According to the set point theory, because of homeostasis your body tries to maintain your weight, even when you go on a calorie-restricted diet. As you start to lose weight, you body tries to compensate on the supply side by increasing your appetite to make you eat more claories, and ont he demand side by causing your metabolic rate to drop. So reducing calories does not circumvent the problem.
Dr. Ornish advises that a comprehensive change in lifestyle such as reducing your fat intake from 40% to 10% rather than a more moderate change in lifestyle such as changing to a 30% fat intake, is easier to make. This is a paradox, but it is understandable.
When making a comprehensive change in diet and lifestyle, you begin to feel so much better, so quickly, that the choices and benftis become much clearer. And in the case of his program, you do not feel deprived or hungry. For example, patients in the cmoparison group of the LIfestyle Heart Trial made moderate changes in their diet, 30% fat, 200 mg of cholesterol, yet they felt worse. The frequency of their chest pains increased by 165% and they did not lose weight.
On the contrary, on his program, patients in the Lifestyle Heart Trial began to lose weight and reported more energy and a greater sense of well-being then they had experienced in years. They had a 91% reduction in average frequency of chest pains and the most improvement occurred in the first few days to few weeks after changing lifestyle.
These effects can be a powerful motivator. When we are making changes, we do not mind making the choices necessary when we understand the benefits.
Big changes also disrupt your old routines. What you eat is patterned by your habits, in the same way that it is familiar for some people to light a cigarette when they get on the telephone or to have a drink when they come home from work. You tend to eat the same foods because you are used to them.
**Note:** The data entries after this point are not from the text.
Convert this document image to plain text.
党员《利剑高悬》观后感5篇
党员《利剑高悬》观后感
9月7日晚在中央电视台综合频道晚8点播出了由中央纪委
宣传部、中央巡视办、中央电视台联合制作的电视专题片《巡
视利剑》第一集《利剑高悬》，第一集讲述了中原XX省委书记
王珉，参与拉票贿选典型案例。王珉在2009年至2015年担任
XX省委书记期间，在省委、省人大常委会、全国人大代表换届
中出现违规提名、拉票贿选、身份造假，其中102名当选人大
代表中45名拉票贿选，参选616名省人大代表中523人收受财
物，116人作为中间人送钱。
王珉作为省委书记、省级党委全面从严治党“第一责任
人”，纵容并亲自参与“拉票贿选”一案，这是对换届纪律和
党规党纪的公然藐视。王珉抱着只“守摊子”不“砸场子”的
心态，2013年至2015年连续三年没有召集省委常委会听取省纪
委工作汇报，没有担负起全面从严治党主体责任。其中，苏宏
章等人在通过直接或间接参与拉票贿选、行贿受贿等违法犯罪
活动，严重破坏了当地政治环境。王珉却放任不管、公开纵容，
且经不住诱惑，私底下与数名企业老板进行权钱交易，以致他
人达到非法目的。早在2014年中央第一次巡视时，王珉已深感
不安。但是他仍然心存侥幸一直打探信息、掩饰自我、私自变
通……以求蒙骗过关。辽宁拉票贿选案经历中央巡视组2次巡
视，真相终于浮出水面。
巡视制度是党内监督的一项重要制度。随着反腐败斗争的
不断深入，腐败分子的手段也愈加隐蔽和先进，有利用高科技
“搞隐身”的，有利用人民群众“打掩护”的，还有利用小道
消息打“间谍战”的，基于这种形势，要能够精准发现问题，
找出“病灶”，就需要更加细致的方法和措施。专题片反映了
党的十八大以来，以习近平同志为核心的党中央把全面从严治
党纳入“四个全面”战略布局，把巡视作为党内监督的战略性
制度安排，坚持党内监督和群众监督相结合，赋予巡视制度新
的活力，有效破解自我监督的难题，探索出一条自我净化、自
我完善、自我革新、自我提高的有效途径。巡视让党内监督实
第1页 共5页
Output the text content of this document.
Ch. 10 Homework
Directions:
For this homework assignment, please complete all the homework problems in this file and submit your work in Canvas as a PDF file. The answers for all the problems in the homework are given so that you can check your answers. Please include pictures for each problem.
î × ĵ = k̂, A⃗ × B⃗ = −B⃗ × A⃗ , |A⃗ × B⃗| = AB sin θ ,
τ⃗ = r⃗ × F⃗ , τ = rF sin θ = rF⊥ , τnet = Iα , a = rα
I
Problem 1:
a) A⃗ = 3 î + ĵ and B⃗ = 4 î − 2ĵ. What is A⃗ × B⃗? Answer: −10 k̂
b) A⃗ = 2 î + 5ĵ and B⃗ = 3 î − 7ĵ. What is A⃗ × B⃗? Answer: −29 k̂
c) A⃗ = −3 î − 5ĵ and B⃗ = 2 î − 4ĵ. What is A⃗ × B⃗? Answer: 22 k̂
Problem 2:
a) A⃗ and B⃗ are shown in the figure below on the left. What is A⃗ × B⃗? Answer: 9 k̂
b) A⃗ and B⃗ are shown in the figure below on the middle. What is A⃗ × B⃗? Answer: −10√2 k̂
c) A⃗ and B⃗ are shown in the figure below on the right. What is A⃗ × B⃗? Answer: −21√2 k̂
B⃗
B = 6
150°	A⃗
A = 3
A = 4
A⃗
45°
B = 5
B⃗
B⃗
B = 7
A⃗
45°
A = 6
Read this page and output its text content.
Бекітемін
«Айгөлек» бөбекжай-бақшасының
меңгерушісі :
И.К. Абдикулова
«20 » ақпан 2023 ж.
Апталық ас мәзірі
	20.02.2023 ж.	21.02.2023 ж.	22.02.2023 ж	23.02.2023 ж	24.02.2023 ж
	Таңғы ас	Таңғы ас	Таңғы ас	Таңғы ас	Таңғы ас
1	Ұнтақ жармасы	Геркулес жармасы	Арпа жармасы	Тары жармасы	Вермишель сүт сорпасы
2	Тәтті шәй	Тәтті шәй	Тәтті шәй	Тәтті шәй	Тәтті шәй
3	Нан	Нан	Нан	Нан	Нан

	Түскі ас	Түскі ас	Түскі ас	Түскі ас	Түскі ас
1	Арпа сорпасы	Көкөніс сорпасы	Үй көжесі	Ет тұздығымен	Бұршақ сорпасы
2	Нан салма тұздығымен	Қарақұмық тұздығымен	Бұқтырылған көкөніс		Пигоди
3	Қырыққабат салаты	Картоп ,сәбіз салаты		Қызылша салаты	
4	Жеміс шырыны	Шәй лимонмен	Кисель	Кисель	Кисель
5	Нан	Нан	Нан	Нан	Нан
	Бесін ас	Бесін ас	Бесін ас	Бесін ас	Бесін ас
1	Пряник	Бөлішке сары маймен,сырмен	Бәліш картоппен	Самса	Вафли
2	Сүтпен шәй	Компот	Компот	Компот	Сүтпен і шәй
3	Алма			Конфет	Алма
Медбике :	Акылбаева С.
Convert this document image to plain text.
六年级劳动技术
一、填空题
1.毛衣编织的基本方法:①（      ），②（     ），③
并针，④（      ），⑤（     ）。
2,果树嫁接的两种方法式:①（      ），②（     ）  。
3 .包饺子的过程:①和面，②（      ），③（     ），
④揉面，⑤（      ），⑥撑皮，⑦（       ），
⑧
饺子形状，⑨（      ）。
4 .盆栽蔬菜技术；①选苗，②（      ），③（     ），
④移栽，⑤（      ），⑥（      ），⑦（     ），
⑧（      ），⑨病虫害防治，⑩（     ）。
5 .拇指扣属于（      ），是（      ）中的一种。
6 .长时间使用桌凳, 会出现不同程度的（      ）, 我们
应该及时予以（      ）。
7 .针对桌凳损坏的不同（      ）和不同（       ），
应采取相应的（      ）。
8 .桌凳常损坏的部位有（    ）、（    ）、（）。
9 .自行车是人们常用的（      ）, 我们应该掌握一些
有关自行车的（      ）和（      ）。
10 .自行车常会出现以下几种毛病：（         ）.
You may have fallen into a pattern, and that familiarity is comforting.
Comprehensive changes can be stressful at first, exactly because they disrupt your old patterns and habits. In the long run, however, it is easier to maintain adherence to big changes, precisely because they take you out of your old habits and help you form new ones.
It is good to remember when setting out to limit fat intake that fat is an acquired taste, not one of the four basic flavors of sweet, sour, salty, or bitter. For example, if you change from whole milk to skim milk the skim milk may taste too watery at first, but after a few weeks it tastes fine. If you then drink whole milk, it may taste like cream, too rich, because your palate has adjusted to the skim milk, However, if you always drink some whole milk and some skim milk, then you palate never has a chance to make that shift, so the skim milk will always taste too watery.
In the same way, if you always eat some meat or chicken or fish, then your palate never has a chance adjust, so you do not lose your taste for them. Dr. Ornish recommends substitution of protein source from beans, legumes, and nuts rather than meat. However, some restriction of high-fat meat sources would be necessary should one decide to limit his fat intake to around 10%, which, according to Dr. Ornish, is more realistically what the human body actually requires for its natural state of homeostasis.